For a quick look at tasks on a node, you can use something like:
curl -s 'localhost:9200/_tasks/?detailed&nodes=_local' | \
jq '.nodes | to_entries | .[0].value.tasks | to_entries
| map({
action: .value.action,
desc: .value.description[0:100],
ms:(.value.running_time_in_nanos / 1000000)
}) | sort_by(.ms)' | \
Less
Performance, Stability, and Fault Tolerance at the Elastic layer
Tuning shard counts
Optimal shard count requires making a tradeoff between competing factors. Each Elasticsearch shard is actually a Lucene index which requires some amount of file descriptors/disk usage, compute, and RAM. So, a higher shard count causes more overhead, due to resource contention as well as ;fixed costs ;.
Since Elasticsearch is designed to be resilient to instance failures, if a node drops out of the cluster, shards must rebalance across the remaining nodes (likewise for changes in instance count, etc). Shard rebalancing is rate-limited by network throughput, and thus excessively large shards can cause the cluster to be stuck ;recovering ; (rebalancing) for an unacceptable amount of time.
Thus, the optimal shard size is a balancing act between overhead (which is optimized via having larger shards), and rebalancing time (which is optimized via smaller, more numerous shards). Due to the problem of fragmentation, we also don't want a given shard to be too large a % of the available disk capacity.
In most cases we don't want shards to exceed 50GB, and ideally they wouldn't be smaller than 10GB (of course, for small indices this is unavoidable). Although we are currently topping out at 50GB, our recent upgrade to 10Gbps networking across all production clusters could enable us to use even larger shards than 50GB.
The final consideration is that different indices receive different levels of query volume. enwiki and dewiki have the highest volume. That means that nodes hosting enwiki_content shard will receive disproportionate load relative to nodes that lack those shards. As such, we want to set our total shard count in relation to the number of servers we have available.
For example, a cluster with 36 servers would ideally have a total shard count that is close to a multiple of 36. We generally like to go slightly ;under ; to be able to weather losing nodes. In short, we want to maintain the invariant that most servers have the same number of shards for a given heavy index, with a few servers having 1 less shard so that we have headroom to lose nodes.
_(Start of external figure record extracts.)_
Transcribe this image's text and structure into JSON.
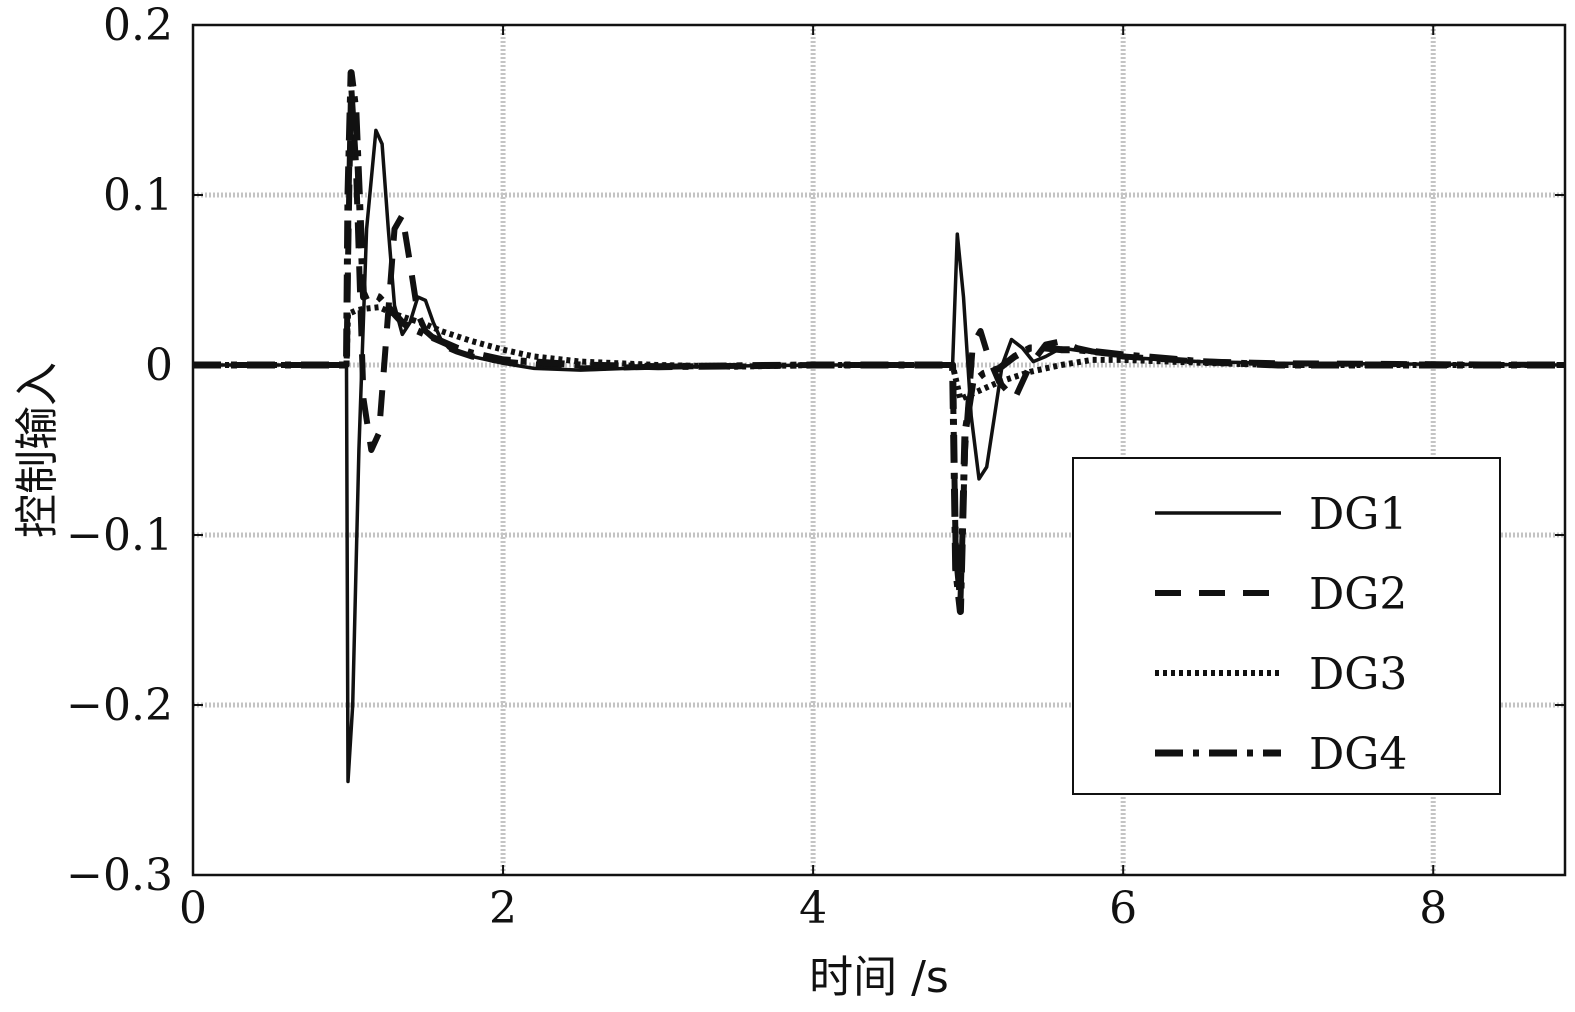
{
  "chart_data": {
    "type": "line",
    "title": "",
    "xlabel": "时间 /s",
    "ylabel": "控制输入",
    "xlim": [
      0,
      8.85
    ],
    "ylim": [
      -0.3,
      0.2
    ],
    "xticks": [
      0,
      2,
      4,
      6,
      8
    ],
    "yticks": [
      0.2,
      0.1,
      0,
      -0.1,
      -0.2,
      -0.3
    ],
    "xtick_labels": [
      "0",
      "2",
      "4",
      "6",
      "8"
    ],
    "ytick_labels": [
      "0.2",
      "0.1",
      "0",
      "−0.1",
      "−0.2",
      "−0.3"
    ],
    "grid": true,
    "legend_position": "lower-right",
    "series": [
      {
        "name": "DG1",
        "style": "solid",
        "x": [
          0,
          0.99,
          1.0,
          1.03,
          1.07,
          1.12,
          1.18,
          1.22,
          1.26,
          1.3,
          1.35,
          1.4,
          1.45,
          1.5,
          1.55,
          1.6,
          1.65,
          1.7,
          1.8,
          1.9,
          2.0,
          2.2,
          2.5,
          2.8,
          3.2,
          4.0,
          4.9,
          4.93,
          4.97,
          5.02,
          5.07,
          5.12,
          5.17,
          5.22,
          5.28,
          5.35,
          5.42,
          5.5,
          5.6,
          5.75,
          5.9,
          6.1,
          6.5,
          7.0,
          8.85
        ],
        "y": [
          0,
          0,
          -0.245,
          -0.2,
          -0.05,
          0.08,
          0.138,
          0.13,
          0.08,
          0.035,
          0.018,
          0.025,
          0.04,
          0.038,
          0.025,
          0.015,
          0.01,
          0.008,
          0.005,
          0.003,
          0.001,
          -0.002,
          -0.003,
          -0.002,
          -0.001,
          0,
          0,
          0.077,
          0.04,
          -0.03,
          -0.067,
          -0.06,
          -0.03,
          0.0,
          0.015,
          0.01,
          0.002,
          0.005,
          0.01,
          0.008,
          0.006,
          0.004,
          0.002,
          0.001,
          0
        ]
      },
      {
        "name": "DG2",
        "style": "dashed",
        "x": [
          0,
          0.99,
          1.0,
          1.02,
          1.05,
          1.1,
          1.15,
          1.2,
          1.25,
          1.3,
          1.35,
          1.4,
          1.45,
          1.5,
          1.6,
          1.7,
          1.8,
          2.0,
          2.5,
          3.0,
          4.0,
          4.9,
          4.92,
          4.95,
          4.98,
          5.03,
          5.08,
          5.13,
          5.2,
          5.3,
          5.4,
          5.5,
          5.6,
          5.7,
          5.8,
          6.0,
          6.5,
          7.0,
          8.85
        ],
        "y": [
          0,
          0,
          0.06,
          0.165,
          0.12,
          -0.02,
          -0.05,
          -0.04,
          0.02,
          0.08,
          0.088,
          0.06,
          0.03,
          0.02,
          0.012,
          0.008,
          0.005,
          0.002,
          -0.002,
          -0.001,
          0,
          0,
          -0.11,
          -0.14,
          -0.05,
          0.012,
          0.02,
          0.005,
          -0.01,
          -0.02,
          0.0,
          0.012,
          0.014,
          0.01,
          0.008,
          0.005,
          0.002,
          0.001,
          0
        ]
      },
      {
        "name": "DG3",
        "style": "dotted",
        "x": [
          0,
          0.99,
          1.0,
          1.05,
          1.1,
          1.2,
          1.3,
          1.4,
          1.5,
          1.6,
          1.8,
          2.0,
          2.2,
          2.5,
          3.0,
          3.5,
          4.0,
          4.9,
          4.95,
          5.0,
          5.1,
          5.2,
          5.4,
          5.6,
          5.8,
          6.0,
          6.3,
          6.6,
          7.0,
          8.85
        ],
        "y": [
          0,
          0,
          0.03,
          0.032,
          0.033,
          0.034,
          0.03,
          0.027,
          0.024,
          0.02,
          0.014,
          0.009,
          0.005,
          0.002,
          0.0,
          -0.001,
          0,
          0,
          -0.02,
          -0.018,
          -0.014,
          -0.01,
          -0.004,
          0.0,
          0.003,
          0.003,
          0.002,
          0.001,
          0.0,
          0
        ]
      },
      {
        "name": "DG4",
        "style": "dashdot",
        "x": [
          0,
          0.99,
          1.0,
          1.02,
          1.05,
          1.1,
          1.15,
          1.2,
          1.25,
          1.3,
          1.35,
          1.4,
          1.45,
          1.5,
          1.6,
          1.7,
          1.8,
          2.0,
          2.5,
          3.0,
          4.0,
          4.9,
          4.92,
          4.95,
          4.98,
          5.03,
          5.1,
          5.2,
          5.3,
          5.4,
          5.5,
          5.6,
          5.7,
          5.8,
          6.0,
          6.5,
          7.0,
          8.85
        ],
        "y": [
          0,
          0,
          0.1,
          0.172,
          0.15,
          0.04,
          0.042,
          0.04,
          0.035,
          0.03,
          0.025,
          0.022,
          0.02,
          0.018,
          0.014,
          0.01,
          0.007,
          0.003,
          0.0,
          -0.001,
          0,
          0,
          -0.12,
          -0.145,
          -0.04,
          -0.01,
          -0.005,
          -0.002,
          0.005,
          0.01,
          0.01,
          0.009,
          0.009,
          0.008,
          0.006,
          0.002,
          0.0,
          0
        ]
      }
    ]
  }
}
In conclusion: we want shards close to 50GB, but we also need our shard count set to avoid having any particularly hot servers, while making sure the shard count isn't completely even so that we can still afford to lose a few nodes. We absolutely want to avoid having a ridiculous number of extremely tiny shards, since the thrash/resource contention would grind the cluster to a halt.